Procede bene la fase III di sviluppo per lixisenatide, nuovo antidiabetico orale appartenente alla classe dei GLP-1 agonisti, sviluppato da  Sanofi-Aventis. Nello studio multicentrico di fase III GETGOAL-L, il farmaco, aggiunto all’insulina basale, ha centrato l’obiettivo primario, riducendo in modo significativo il livello di HbA1c rispetto al placebo in pazienti con diabete di tipo 2, senza aumentare il rischio di ipoglicemia. Lo fa sapere l'azienda in una nota.

Lo studio è uno dei 9 che costituiscono il programma di fase III GETGOAL e il secondo ad aver valutato i benefici di lixisenatide 20 mcg once-daily in combinazione con insulina basale. Si tratta di un trial controllato, randomizzato e in doppio cieco, che ha coinvolto 495 pazienti con diabete di tipo 2, trattati con il nuovo ipoglicemizzante o placebo, in combinazione o meno con metformina, per 24 settimane.
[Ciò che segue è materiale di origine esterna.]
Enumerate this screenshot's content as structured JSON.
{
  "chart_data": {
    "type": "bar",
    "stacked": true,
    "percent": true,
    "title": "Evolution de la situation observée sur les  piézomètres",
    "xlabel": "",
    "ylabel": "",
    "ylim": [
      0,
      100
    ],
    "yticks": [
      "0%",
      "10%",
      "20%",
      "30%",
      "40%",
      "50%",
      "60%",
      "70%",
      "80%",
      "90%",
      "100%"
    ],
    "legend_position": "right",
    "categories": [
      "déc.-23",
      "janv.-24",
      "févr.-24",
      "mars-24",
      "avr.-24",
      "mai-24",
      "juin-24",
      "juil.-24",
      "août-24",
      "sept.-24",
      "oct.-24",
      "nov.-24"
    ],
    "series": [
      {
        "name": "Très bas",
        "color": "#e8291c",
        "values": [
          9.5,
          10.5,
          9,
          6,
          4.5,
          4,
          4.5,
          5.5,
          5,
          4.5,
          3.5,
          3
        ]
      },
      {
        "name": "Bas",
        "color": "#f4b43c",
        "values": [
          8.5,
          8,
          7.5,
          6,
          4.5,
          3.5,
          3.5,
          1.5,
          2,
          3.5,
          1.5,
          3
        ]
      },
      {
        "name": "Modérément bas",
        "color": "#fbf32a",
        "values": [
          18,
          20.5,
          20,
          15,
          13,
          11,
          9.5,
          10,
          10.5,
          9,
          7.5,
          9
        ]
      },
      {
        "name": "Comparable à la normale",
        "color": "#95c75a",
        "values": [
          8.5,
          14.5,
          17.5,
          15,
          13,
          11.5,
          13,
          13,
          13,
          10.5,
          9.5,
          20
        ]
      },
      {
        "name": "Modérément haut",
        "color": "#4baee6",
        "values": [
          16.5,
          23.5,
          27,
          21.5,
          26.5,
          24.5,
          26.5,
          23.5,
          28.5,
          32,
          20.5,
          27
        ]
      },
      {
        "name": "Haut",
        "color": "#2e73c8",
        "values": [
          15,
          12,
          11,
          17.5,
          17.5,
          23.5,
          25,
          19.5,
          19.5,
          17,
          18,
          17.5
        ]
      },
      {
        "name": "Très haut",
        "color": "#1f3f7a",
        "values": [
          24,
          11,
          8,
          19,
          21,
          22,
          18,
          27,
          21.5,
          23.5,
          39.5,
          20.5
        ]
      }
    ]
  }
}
I dati dimostrano che il trattamento con lixisenatide ha portato a una riduzione significativa dei livelli di HbA1c (P = 0,0002) rispetto al placebo, senza un aumento significativo dell’incidenza di ipoglicemia of sintomatica (P = 0,14) rispetto al placebo. In più, i pazienti trattati col farmaco hanno ottenuto un miglioramento significativo della glicemia post-prandiale (P < 0,0001) e un significativo calo ponderale.
Sanofi ha reso noto che presenterà i dati completi dello studio in occasione di uno dei prossimi congressi del settore.

Questi risultati confermano quelli già ottenuti nello studio GETGOAL-L-Asia, resi noti lo scorso anno, questa volta in una popolazione più ampia, che comprende pazienti sia asiatici sia caucasici. Il 12 aprile scorso erano stati invece comunicati i risultati dello studio GETGOAL-S, in cui lixisenatide ha ridotto in modo significativo il livello di HbA1c e ha migliorato il controllo glicemico in pazienti con diabete di tipo 2 non controllati adeguatamente con solfonilurea.

Il programma GETGOAL, iniziato nel maggio 2008, ha arruolato finora circa 4.300 pazienti. Oltre a quelli degli studi già citati, Sanofi ha già comunicato anche quelli degli studi GETGOAL MONO e GETGOAL-X, e nuovi risultati sono attesi nel corso dell’anno

Secondo gli analisti di Jefferies, un dato particolarmente interessante emerso dallo studio GETGOAL-L è quello relativo alla diminuzione di peso corporeo.
Se sarà approvata, lixisenatide sarà venduta con il marchio Lyxumia e dovrà competere con liraglutide (Victoza, Novo Nordisk) ed exenatide (Byetta, Amylin ed Eli Lilly).